W piątek, 26 stycznia Sejm kontynuuje posiedzenie. Parlamentarzyści uczestniczą w dyskusjach na temat składu Komisji Śledczej do spraw oprogramowania Pegasus oraz nieprawidłowości w wydatkowaniu środków z Funduszu Sprawiedliwości.
Sejm. Suski zagłuszał Gasiuk-Pihowicz
Podczas wystąpienia Kamili Gasiuk-Pihowicz doszło jednak do zamieszania. Przemówienie posłanki Koalicji Obywatelskiej próbował zagłuszyć Marek Suski. Polityk Prawa i Sprawiedliwości wielokrotnie krzyczał „oddaj kasę, oddaj kasę!”, a w ślad za nim okrzyki zaczęli wznosić również inni obecni na sali posłowie partii Jarosława Kaczyńskiego.
Mimo niedogodności Gasiuk-Pihowicz kontynuowała swoje wystąpienie. – Jest tutaj na sali taki bardzo zdenerwowany, krzyczący, machający rękami pan poseł Woźniak.
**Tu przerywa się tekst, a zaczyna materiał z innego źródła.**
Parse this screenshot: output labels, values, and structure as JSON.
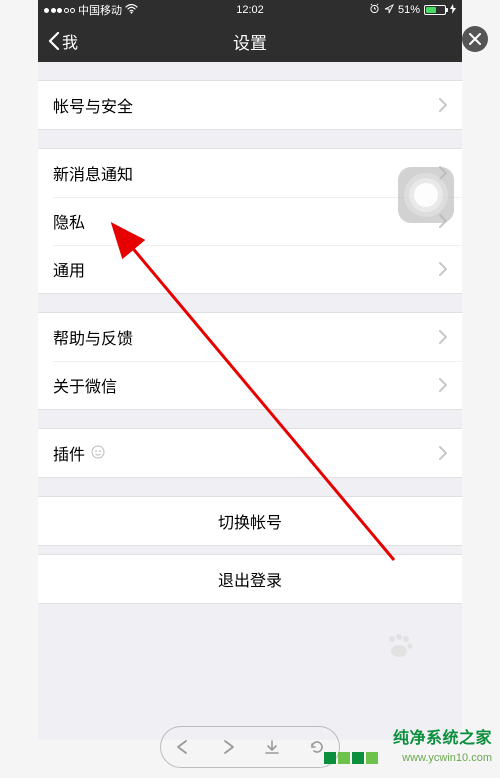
{
  "statusbar": {
    "carrier": "中国移动",
    "time": "12:02",
    "battery_pct": "51%"
  },
  "nav": {
    "back_label": "我",
    "title": "设置"
  },
  "groups": {
    "account": {
      "label": "帐号与安全"
    },
    "notify": {
      "label": "新消息通知"
    },
    "privacy": {
      "label": "隐私"
    },
    "general": {
      "label": "通用"
    },
    "help": {
      "label": "帮助与反馈"
    },
    "about": {
      "label": "关于微信"
    },
    "plugins": {
      "label": "插件"
    }
  },
  "actions": {
    "switch_account": "切换帐号",
    "logout": "退出登录"
  },
  "watermark": {
    "title": "纯净系统之家",
    "url": "www.ycwin10.com"
  }
}
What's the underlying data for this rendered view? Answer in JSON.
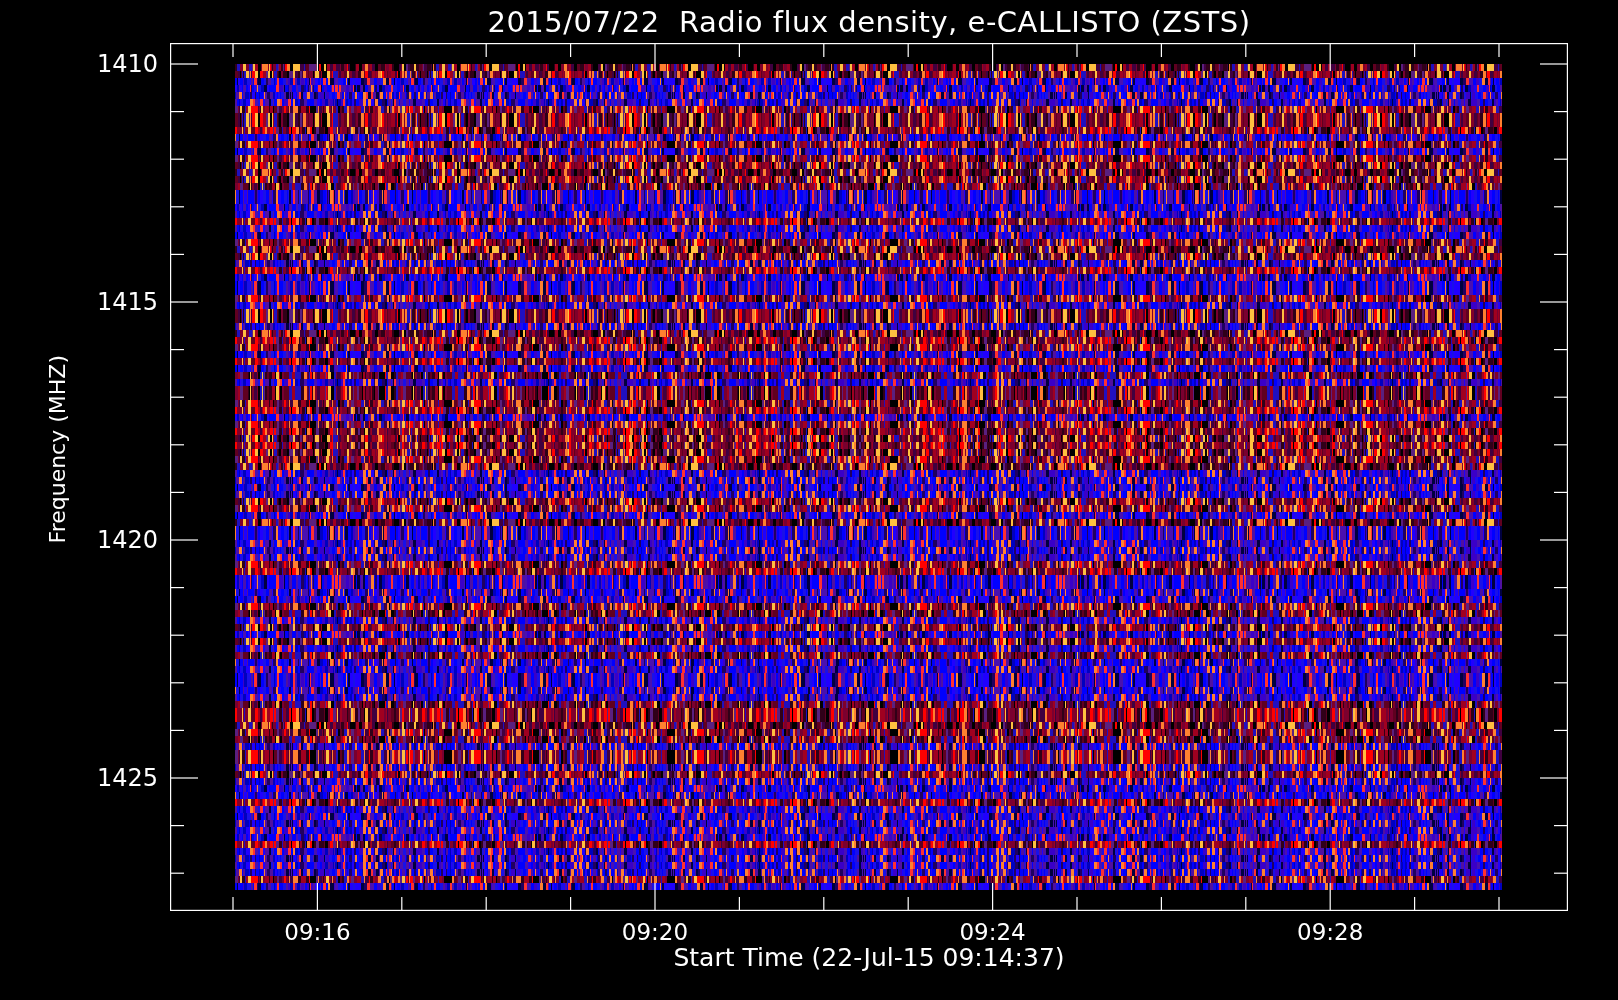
{
  "title": "2015/07/22  Radio flux density, e-CALLISTO (ZSTS)",
  "y_axis": {
    "label": "Frequency (MHZ)",
    "ticks": [
      "1410",
      "1415",
      "1420",
      "1425"
    ]
  },
  "x_axis": {
    "label": "Start Time (22-Jul-15 09:14:37)",
    "ticks": [
      "09:16",
      "09:20",
      "09:24",
      "09:28"
    ]
  }
}
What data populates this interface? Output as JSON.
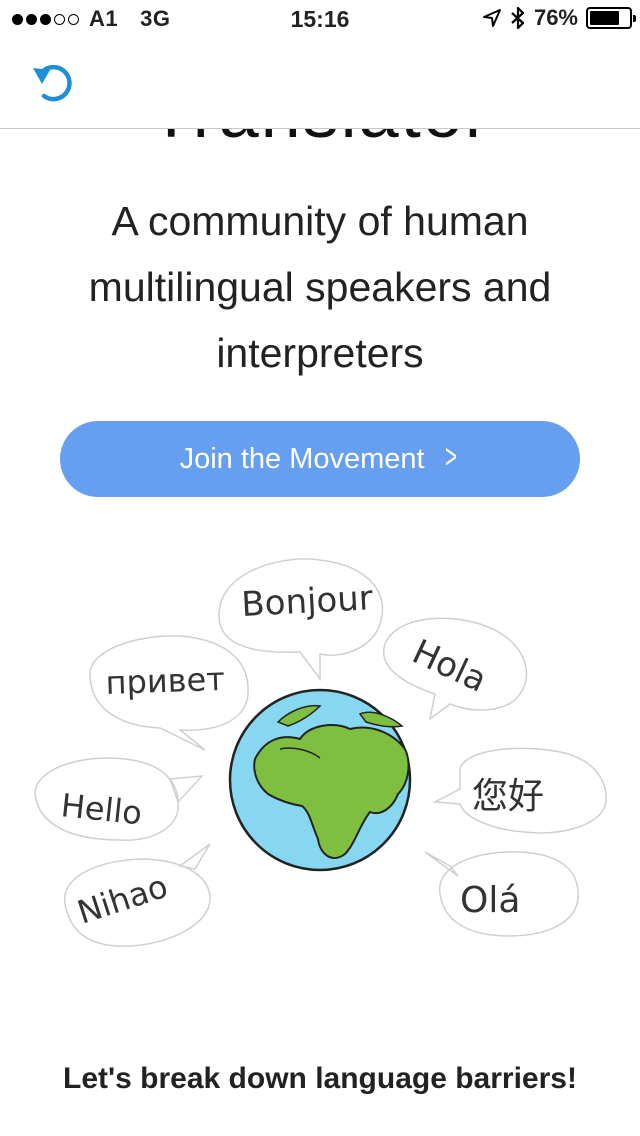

I bardzo słusznie – mówiła. O przerwanie wypowiedzi kilkukrotnie prosiła ją jednak wicemarszałek Sejmu Monika Wielichowska.
Wicemarszałek zwróciła uwagę posłowi PiS
– Panie pośle Suski, zwracam panu uwagę, że zakłóca pan obrady Sejmu – zwróciła się do polityka. – To niech odda kasę – odpowiedział poseł, po czym próbował dyskutować z członkinią Prezydium. – Na podstawie art. 175 ust. 3 Regulaminu Sejmu przywołuję pana do porządku. Chce pan coś powiedzieć? Proszę zapisać się do głosu, ale dać wystąpić pani poseł Gasiuk-Pihowicz – poinformowała go Wielichowska.
Posłowie PiS wytykają Gasiuk-Pihowicz, że w przeszłości krytycznie wypowiadała się o działaniach Krajowej Rady Sądownictwa, a obecnie nie tylko jest jednym z jej członków, ale też pobiera z tego tytułu najwyższą dietę. „Najpierw krytykowała Pani uposażenia z tytułu zasiadania w KRSie, a dzisiaj wyciąga Pani ochoczo ręce po sporą dietę za pierwszy miesiąc swojej niby-pracy” – napisał na początku stycznia Rafał Bochenek.